Exiting the makeshift dressing area, these women then walked toward the table casually, or as casually as a nearly naked person can under the circumstances, and shook hands with the Victoria’s Secret crew.

“What people don’t realize is that they’re rarer by far than superstar athletes,” Razek said of women who fit precise but unwritten physical parameters for becoming a Victoria’s Secret angel. “The numbers of people who can do this are probably under 100 in the world. And in the show it’s only 30 girls.” (Actually, there are 33 this year.)

Anyway, people do realize. And, as with most disagreeable facts, they block that one out.

This is worth noting because the fantasy (by merely laying out $53 for a Miraculous Multi-way Gel-Curve Bra one will somehow be transformed into a winged creature resembling Gisele Bündchen or Heidi Klum or Helena Christensen or Adriana Lima) is so powerful that the Limited, Victoria Secret’s parent company, posted a 12-percent increase in comparable sales in September over the same period a year ago.

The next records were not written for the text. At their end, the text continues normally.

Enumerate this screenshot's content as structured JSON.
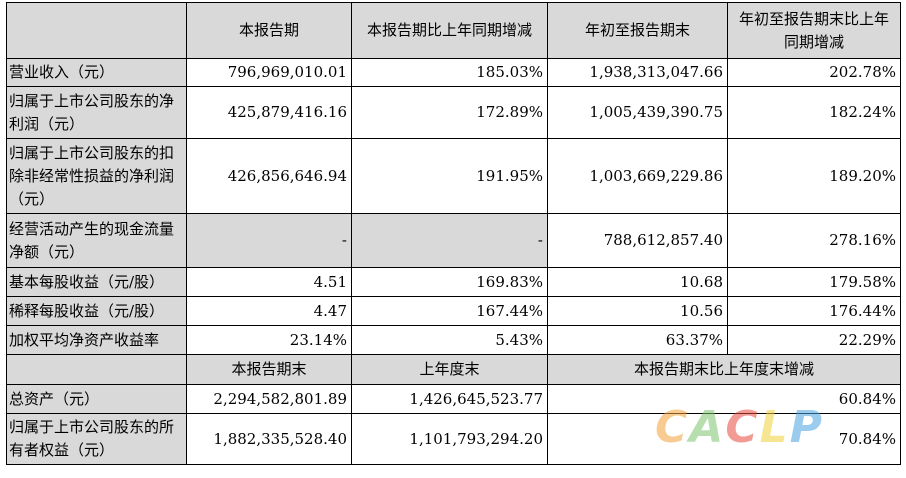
{
  "header": {
    "c1": "本报告期",
    "c2": "本报告期比上年同期增减",
    "c3": "年初至报告期末",
    "c4": "年初至报告期末比上年同期增减"
  },
  "rows": [
    {
      "label": "营业收入（元）",
      "v1": "796,969,010.01",
      "v2": "185.03%",
      "v3": "1,938,313,047.66",
      "v4": "202.78%"
    },
    {
      "label": "归属于上市公司股东的净利润（元）",
      "v1": "425,879,416.16",
      "v2": "172.89%",
      "v3": "1,005,439,390.75",
      "v4": "182.24%"
    },
    {
      "label": "归属于上市公司股东的扣除非经常性损益的净利润（元）",
      "v1": "426,856,646.94",
      "v2": "191.95%",
      "v3": "1,003,669,229.86",
      "v4": "189.20%"
    },
    {
      "label": "经营活动产生的现金流量净额（元）",
      "v1": "-",
      "v2": "-",
      "v3": "788,612,857.40",
      "v4": "278.16%"
    },
    {
      "label": "基本每股收益（元/股）",
      "v1": "4.51",
      "v2": "169.83%",
      "v3": "10.68",
      "v4": "179.58%"
    },
    {
      "label": "稀释每股收益（元/股）",
      "v1": "4.47",
      "v2": "167.44%",
      "v3": "10.56",
      "v4": "176.44%"
    },
    {
      "label": "加权平均净资产收益率",
      "v1": "23.14%",
      "v2": "5.43%",
      "v3": "63.37%",
      "v4": "22.29%"
    }
  ],
  "header2": {
    "c1": "本报告期末",
    "c2": "上年度末",
    "c3": "本报告期末比上年度末增减"
  },
  "rows2": [
    {
      "label": "总资产（元）",
      "v1": "2,294,582,801.89",
      "v2": "1,426,645,523.77",
      "v3": "60.84%"
    },
    {
      "label": "归属于上市公司股东的所有者权益（元）",
      "v1": "1,882,335,528.40",
      "v2": "1,101,793,294.20",
      "v3": "70.84%"
    }
  ],
  "watermark": {
    "letters": [
      "C",
      "A",
      "C",
      "L",
      "P"
    ],
    "colors": [
      "#f2a23a",
      "#7ec46f",
      "#e8483d",
      "#f0d33a",
      "#4aa3df"
    ]
  }
}
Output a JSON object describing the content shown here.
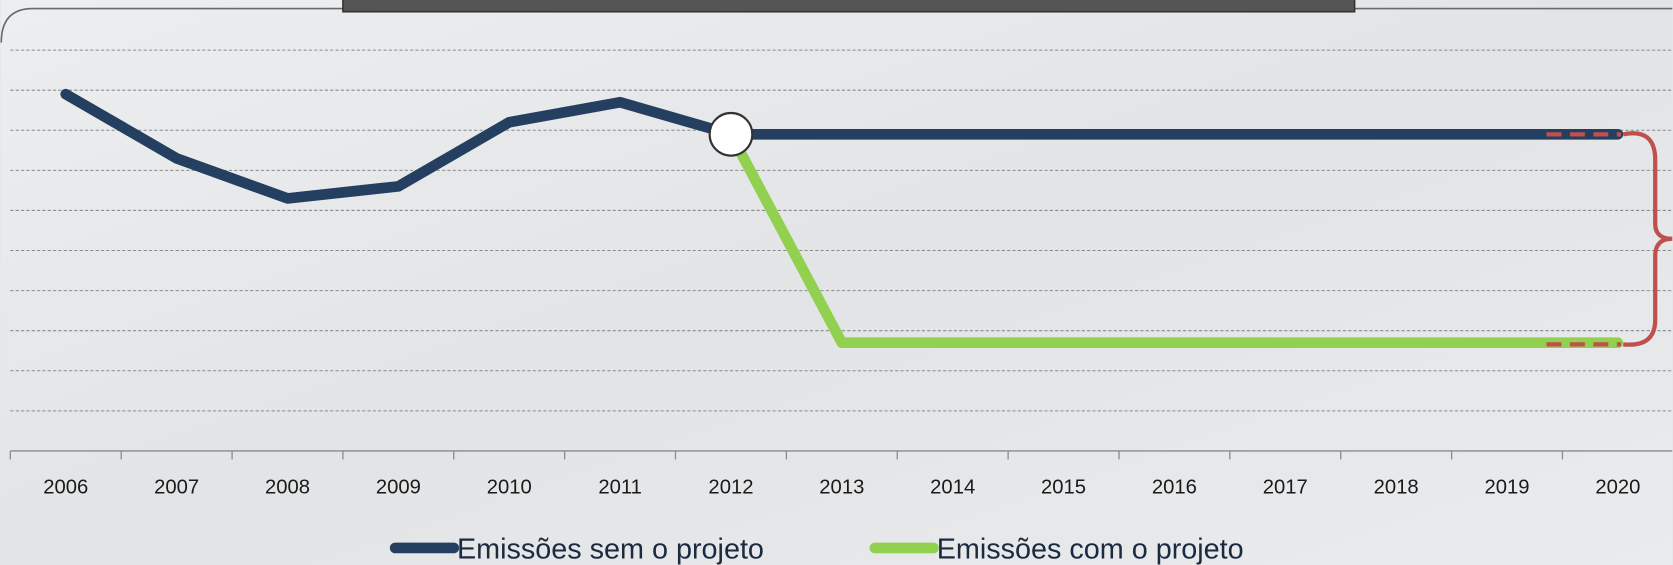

That growth, industry analysts said, was led by the Victoria’s Secret division, which itself posted a 13-percent year-over-year increase. What is more, the company’s October results, to be posted today, are expected to be stronger still. Call it the uplifting Gel-Curve effect.

Nobody that morning was thinking about any of that.

“With the smile, the hello, the walk, they get maybe two minutes,” to make an impression, said Razek, who has worked for the Limited since the early 1980s and who is notably tan and whose enviable shock of graying hair closely matched the salt and pepper flecks in his custom-made socks. “Maybe it’s not even that much.”

“This all looks straightforward, but it’s not,” said Neophitou-Apostolou, the editor and stylist. “It’s not just women of a certain shape or size who can do this, although you might think so. And it’s not such an obvious proposition,” to choose from among so many seemingly flawless female specimens those who will best make the transformation to the status of mythic lingerie seraphim. Few are called, and fewer still are chosen to wear the strap-on wings of a Victoria’s Secret angel.

“The girls actually dream about it,” said Mitro, referring to the wearing of feathers.